Friday, January 2, 2009

My views on the NATURE-NURTURE debate - Part 3

WHAT DO BOTH CAMPS AGREE ON, AND WHERE DOES THE DISAGREEMENT COME FROM?

It is evident, then, that both camps agree that knowledge of language has to be a matter of degree. To quote Chomsky:
A preliminary observation is that the term “innateness hypothesis”
is generally used by critics rather than advocates of the position to
which it refers. I have never used the term, because it can only mislead.
Every “theory of learning” that is even worth considering incorporates
an innateness hypothesis. Thus, Hume’s theory proposes specific innate
structures of mind and seeks to account for all human knowledge on the
basis of these structures, even postulating unconscious and innate knowledge.
The question is not whether learning presupposes innate structure – of course
it does; that has never been in doubt – but rather what these innate structures
are in particular domains.

Elsewhere Chomsky says that
Any non-vacuous theory of language, whether rationalist, empiricist,
behaviorist, or whatever, must put forth an innateness hypothesis. The
interesting questions have to do with the precise character of this hypothesis,
not its existence as a necessary component of any non-vacuous theory.
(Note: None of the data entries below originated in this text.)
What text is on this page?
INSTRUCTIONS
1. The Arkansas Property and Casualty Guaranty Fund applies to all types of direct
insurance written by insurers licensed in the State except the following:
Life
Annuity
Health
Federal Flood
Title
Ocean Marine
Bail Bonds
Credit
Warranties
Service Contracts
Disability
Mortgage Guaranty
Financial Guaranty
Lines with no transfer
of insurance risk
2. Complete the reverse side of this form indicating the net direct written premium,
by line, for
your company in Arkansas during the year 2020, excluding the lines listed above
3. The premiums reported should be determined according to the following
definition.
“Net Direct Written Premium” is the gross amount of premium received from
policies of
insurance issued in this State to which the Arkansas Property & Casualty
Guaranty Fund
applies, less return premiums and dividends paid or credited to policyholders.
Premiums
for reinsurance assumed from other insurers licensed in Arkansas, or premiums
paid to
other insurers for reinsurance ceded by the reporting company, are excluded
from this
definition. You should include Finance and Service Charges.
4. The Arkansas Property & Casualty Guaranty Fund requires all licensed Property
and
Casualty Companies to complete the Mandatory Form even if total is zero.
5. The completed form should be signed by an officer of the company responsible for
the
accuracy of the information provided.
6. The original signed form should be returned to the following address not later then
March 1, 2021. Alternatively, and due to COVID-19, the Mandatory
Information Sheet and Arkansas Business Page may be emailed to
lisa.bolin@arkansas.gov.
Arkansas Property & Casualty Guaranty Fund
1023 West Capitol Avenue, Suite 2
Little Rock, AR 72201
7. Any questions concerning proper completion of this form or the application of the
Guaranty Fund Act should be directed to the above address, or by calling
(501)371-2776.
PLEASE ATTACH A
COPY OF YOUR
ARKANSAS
What transpires from an exchange of this kind is that there are theorists who consider themselves either empiricists (like Sampson) or rationalists (like Chomsky and Pinker), and that it not a matter of contention whether there are any innate mechanisms, but rather what these innate mechanisms constitute.

It seems to be quite impossible to define rationalism and empiricism in a testable way, and that categorically distinguishes them. Due to these problems, the historical difference between the nativist and the empiricist will be ignored. When these terms are used here, “nativist” will be used to refer to Chomsky’s (and Pinker’s) view, whereas “empiricist” will be used to refer to Sampson’s.